Steel Valley Outdoors plugs an upcoming Bass Tournament at Mosquito Reservoir:
On April 19, Head out to the Northern Open Anglers Association Bass Tournament at Mosquito Reservoir, 6:30 a.m.-3 p.m., State Park Ramp. Two-angler teams.

Shout Youngstown plugs Tim Ryan, though you wouldn't know it from Google:
That lack of macro-perspective and ability to anticipate and assist the future needs of a region is exactly why leadership matters.

The great tragedy of Youngstown's past Congressional leadership was its inability to prepare a region for the future. That's why we as a region are twenty years behind other regions in some matters.

Not that that awesome responsibility should lie in the hands of one person, but the burden of leadership is to take the hard steps to ensure the growth and prosperity of future generations - and not the growth and prosperity of your own wallet and ego. Very little of the personas on local talk radio seem to comprehend this fact.

And, finally, Lincoln Avenue highlights the 30th English Festival at YSU:
Our interview can’t fully convey the behind-the-scenes story of the Festival, but as a member of the English department, I see it all the time. Planning goes on all year. The committee, which includes both YSU faculty and area teachers, meets regularly to select books, identify guest speakers, organize the distribution of materials, plan the Festival schedule, recruit volunteers, and judge contests. While a dozen or so people do all the planning, another cadre of volunteers steps in during Festival week to lead discussions, staff information tables, and run workshops. It’s a time-consuming project, and the organizers commit incredible amounts of time and energy.

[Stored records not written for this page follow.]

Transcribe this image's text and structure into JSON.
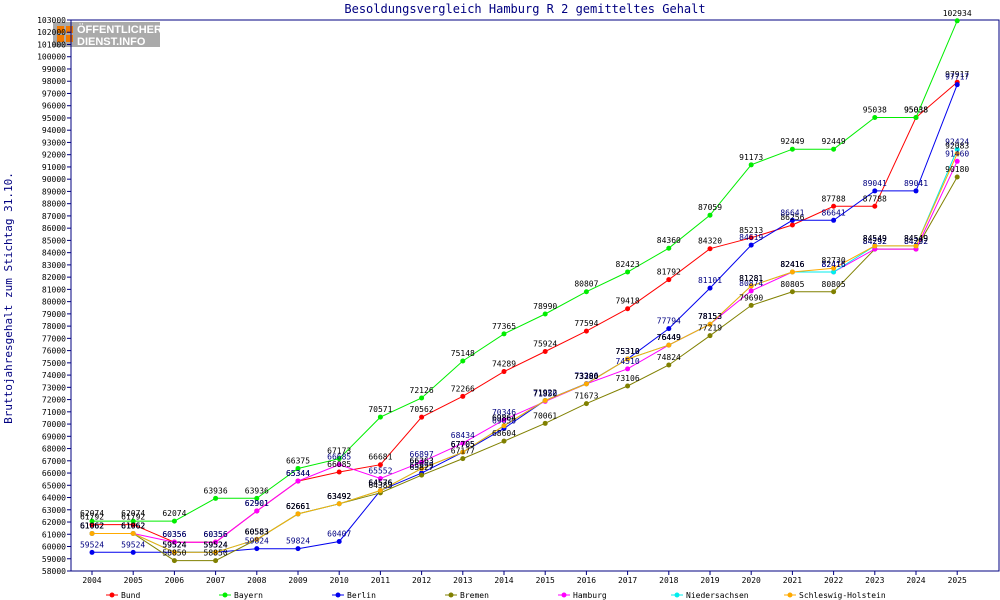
{
  "chart_data": {
    "type": "line",
    "title": "Besoldungsvergleich Hamburg R 2 gemitteltes Gehalt",
    "ylabel": "Bruttojahresgehalt zum Stichtag 31.10.",
    "xlabel": "",
    "logo": [
      "ÖFFENTLICHER",
      "DIENST.INFO"
    ],
    "ylim": [
      58000,
      103000
    ],
    "ytick_step": 1000,
    "grid": false,
    "legend_position": "bottom",
    "categories": [
      "2004",
      "2005",
      "2006",
      "2007",
      "2008",
      "2009",
      "2010",
      "2011",
      "2012",
      "2013",
      "2014",
      "2015",
      "2016",
      "2017",
      "2018",
      "2019",
      "2020",
      "2021",
      "2022",
      "2023",
      "2024",
      "2025"
    ],
    "series": [
      {
        "name": "Bund",
        "color": "#ff0000",
        "values": [
          61792,
          61792,
          60356,
          60356,
          62901,
          65344,
          66085,
          66681,
          70562,
          72266,
          74289,
          75924,
          77594,
          79418,
          81792,
          84320,
          85213,
          86256,
          87788,
          87788,
          95038,
          97917
        ]
      },
      {
        "name": "Bayern",
        "color": "#00ee00",
        "values": [
          62074,
          62074,
          62074,
          63936,
          63936,
          66375,
          67173,
          70571,
          72126,
          75148,
          77365,
          78990,
          80807,
          82423,
          84360,
          87059,
          91173,
          92449,
          92449,
          95038,
          95038,
          102934
        ]
      },
      {
        "name": "Berlin",
        "color": "#0000ee",
        "values": [
          59524,
          59524,
          59524,
          59524,
          59824,
          59824,
          60407,
          64576,
          65999,
          67705,
          69650,
          71922,
          73306,
          75310,
          77794,
          81101,
          84619,
          86641,
          86641,
          89041,
          89041,
          97717
        ]
      },
      {
        "name": "Bremen",
        "color": "#808000",
        "values": [
          61062,
          61062,
          58850,
          58850,
          60583,
          62661,
          63492,
          64383,
          65827,
          67177,
          68604,
          70061,
          71673,
          73106,
          74824,
          77219,
          79690,
          80805,
          80805,
          84292,
          84292,
          90180
        ]
      },
      {
        "name": "Hamburg",
        "color": "#ff00ff",
        "values": [
          61062,
          61062,
          60356,
          60356,
          62901,
          65344,
          66685,
          65552,
          66897,
          68434,
          70346,
          71850,
          73280,
          74510,
          76449,
          78153,
          80874,
          82416,
          82416,
          84292,
          84292,
          91460
        ]
      },
      {
        "name": "Niedersachsen",
        "color": "#00eeee",
        "values": [
          61062,
          61062,
          59524,
          59524,
          60583,
          62661,
          63492,
          64576,
          66363,
          67705,
          69864,
          71922,
          73280,
          75310,
          76449,
          78153,
          81281,
          82416,
          82416,
          84549,
          84549,
          92424
        ]
      },
      {
        "name": "Schleswig-Holstein",
        "color": "#ffaa00",
        "values": [
          61062,
          61062,
          59524,
          59524,
          60583,
          62661,
          63492,
          64576,
          66363,
          67705,
          69864,
          71922,
          73280,
          75310,
          76449,
          78153,
          81281,
          82416,
          82730,
          84549,
          84549,
          92083
        ]
      }
    ]
  }
}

Why do all that work, year after year? Because the English Festival makes a difference for so many students in our community. By promoting the value of reading for pleasure as well as for study, by engaging students in creative writing and production of several kinds (essays, songs, videos, and more), and by recognizing the power of young adult literature, the English Festival helps to foster literacy and an appreciation for education among young people in our Valley. It also reminds students that reading and talking about literature can be fun. It all sounds very serious, but playing language games, debating aspects of the Festival books, and listening to visiting writers talk about their work is also a good time.